Um outro estudo de 2012, do Instituto de Infectologia Emílio Ribas, com 201 soropositivos trouxe resultados preocupantes. 53% dos pacientes interromperam o tratamento por estarem deprimidos. A falta de tempo e medo de perderem o emprego também foram citados como fatores importantes.

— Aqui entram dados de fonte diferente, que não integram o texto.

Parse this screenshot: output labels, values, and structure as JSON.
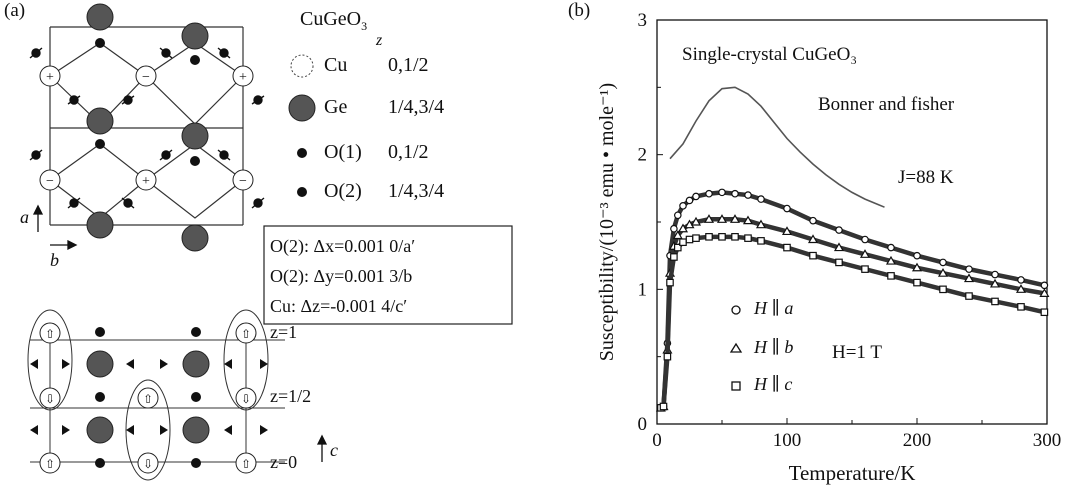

Também é preciso esclarecer que o HIV só é adquirido através de sexo sem preservativo, contato de sangue contaminado com sangue não contaminado, compartilhamento de seringas, agulhas e outros materiais cortantes, e de mãe para filho durante a gestação. No caso deste último, a contaminação pode ser evitada.
Beijos, saliva, usar os mesmos talheres de um portador de HIV e outros tipos de contato não transmitem o vírus. O uso da camisinha e profilaxias são os melhores métodos para a prevenção. Para saber se a contraiu, é só fazer um exame de sangue.
Por fim, é direito da pessoa que possui HIV manter sigilo sobre sua condição. Por melhor que seja conversar sobre o assunto, para que possamos quebrar estigmas e tabus acerca do tema, ninguém é obrigado a dizer que possui o vírus.
Tudo isso é o que deveríamos estar falando após a revelação de Charlie Sheen, e não apontar dedos e julgá-lo por suas ações. Isso afeta não só a ele, mas todos os portadores de HIV.
E para ficar ainda mais fácil e divertido falar sobre um assunto ainda tão estigmatizado, a Jout Jout conversou com ator/cantor/diretor/dramaturgo Gabriel Estrela, que é soropositivo, e tira todas as dúvidas que você possa ter.
Informação é sempre a melhor arma contra o preconceito.